Я вздрогнула, торопливо сунула ноги в башмаки и выскочила за дверь.
Мара полуночная, мара-воровка, «сонная смерть»…
Ровина говорила, что такие нередко приживаются в людских поселениях, жители которых вершили страшный народный суд. Не слушали ни священников, ни старост и уж тем более не писали челобитных к правителю ближайшего города, а собирались на площади и шли вершить справедливость, поднимая на вилы старика, у которого благодаря знаниям и травам в мор выжила вся скотина, женщину, родившую от чужака… Да кого угодно, кому не посчастливилось стать воплощением чужих страхов и несбывшихся надежд и кого побрезговали похоронить согласно человеческому обычаю. Тогда спустя несколько лет в поселение придет мара — полуночный кошмар, потихоньку, по капельке отбирающий жизнь у людей. Вначале это будут лишь тяжелые сны, неохотно отпускающие с рассветом, но чем больше пройдет времени, тем сильнее становится нежить, и потаенные страхи начинают приходить даже при свете дня. Не угадаешь, в ком поселится «сонная смерть»: пока прах не погребен, накопившая достаточно силы нежить прирастает к наиболее слабым духом и волей, и первая же отобранная жизнь навеки привязывает человека к маре, превращая в нежить, способную существовать при свете солнца.

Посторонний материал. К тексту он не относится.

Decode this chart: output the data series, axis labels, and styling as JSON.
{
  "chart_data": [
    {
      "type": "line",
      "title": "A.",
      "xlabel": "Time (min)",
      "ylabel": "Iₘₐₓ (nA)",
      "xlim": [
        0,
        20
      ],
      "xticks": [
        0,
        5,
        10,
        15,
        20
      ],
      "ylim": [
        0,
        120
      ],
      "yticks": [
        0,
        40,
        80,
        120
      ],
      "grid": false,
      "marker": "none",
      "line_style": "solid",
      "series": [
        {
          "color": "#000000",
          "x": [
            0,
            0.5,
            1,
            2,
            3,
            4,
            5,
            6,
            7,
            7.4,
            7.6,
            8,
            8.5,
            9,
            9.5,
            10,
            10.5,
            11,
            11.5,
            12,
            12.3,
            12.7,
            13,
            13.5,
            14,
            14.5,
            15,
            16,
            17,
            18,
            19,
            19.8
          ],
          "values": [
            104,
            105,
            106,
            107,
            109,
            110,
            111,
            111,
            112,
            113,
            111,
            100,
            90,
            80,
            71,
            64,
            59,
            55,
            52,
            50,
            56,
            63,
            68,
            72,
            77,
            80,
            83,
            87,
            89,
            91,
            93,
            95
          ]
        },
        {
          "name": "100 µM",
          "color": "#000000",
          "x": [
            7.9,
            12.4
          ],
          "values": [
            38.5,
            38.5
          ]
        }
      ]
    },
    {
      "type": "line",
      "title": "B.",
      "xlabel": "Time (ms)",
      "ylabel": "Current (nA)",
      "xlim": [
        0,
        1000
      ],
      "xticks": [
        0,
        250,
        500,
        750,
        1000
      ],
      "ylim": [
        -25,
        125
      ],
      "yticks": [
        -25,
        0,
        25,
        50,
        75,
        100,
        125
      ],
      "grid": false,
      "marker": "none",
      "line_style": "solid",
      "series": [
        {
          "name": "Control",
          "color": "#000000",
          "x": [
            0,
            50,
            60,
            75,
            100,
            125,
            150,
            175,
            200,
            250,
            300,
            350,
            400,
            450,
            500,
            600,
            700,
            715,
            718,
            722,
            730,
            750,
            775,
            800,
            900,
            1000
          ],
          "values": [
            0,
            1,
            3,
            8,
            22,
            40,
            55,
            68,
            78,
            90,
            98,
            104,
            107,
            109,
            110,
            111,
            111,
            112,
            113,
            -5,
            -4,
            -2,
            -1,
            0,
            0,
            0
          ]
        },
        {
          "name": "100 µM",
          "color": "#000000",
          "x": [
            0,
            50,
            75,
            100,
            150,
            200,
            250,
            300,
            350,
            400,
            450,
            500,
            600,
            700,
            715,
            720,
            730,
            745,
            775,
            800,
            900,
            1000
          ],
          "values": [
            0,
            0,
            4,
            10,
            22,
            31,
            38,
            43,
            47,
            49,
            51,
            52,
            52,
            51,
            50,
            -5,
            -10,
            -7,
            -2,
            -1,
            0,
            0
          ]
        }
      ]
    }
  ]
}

Неужели лирха рискнула привести табор в Гнилой Лес только для того, чтобы не расползлось марово гнездо по округе, чтобы не стало подобных деревень еще больше? Сколько их — селений на пять жилых дворов, где нежить тихонько копит силу, годами выпивая людей, которые и уйти-то не могут, потому что не позволит мара ускользнуть человеку из заботливо выстроенного загона, нагонит у самой границы своих владений, и тогда не жди пощады. Только если укроется человек на освященной земле, в церкви или на тихом кладбище, где лежат тела людей, нашедших истинный покой, — тогда «сонная смерть» и отступит.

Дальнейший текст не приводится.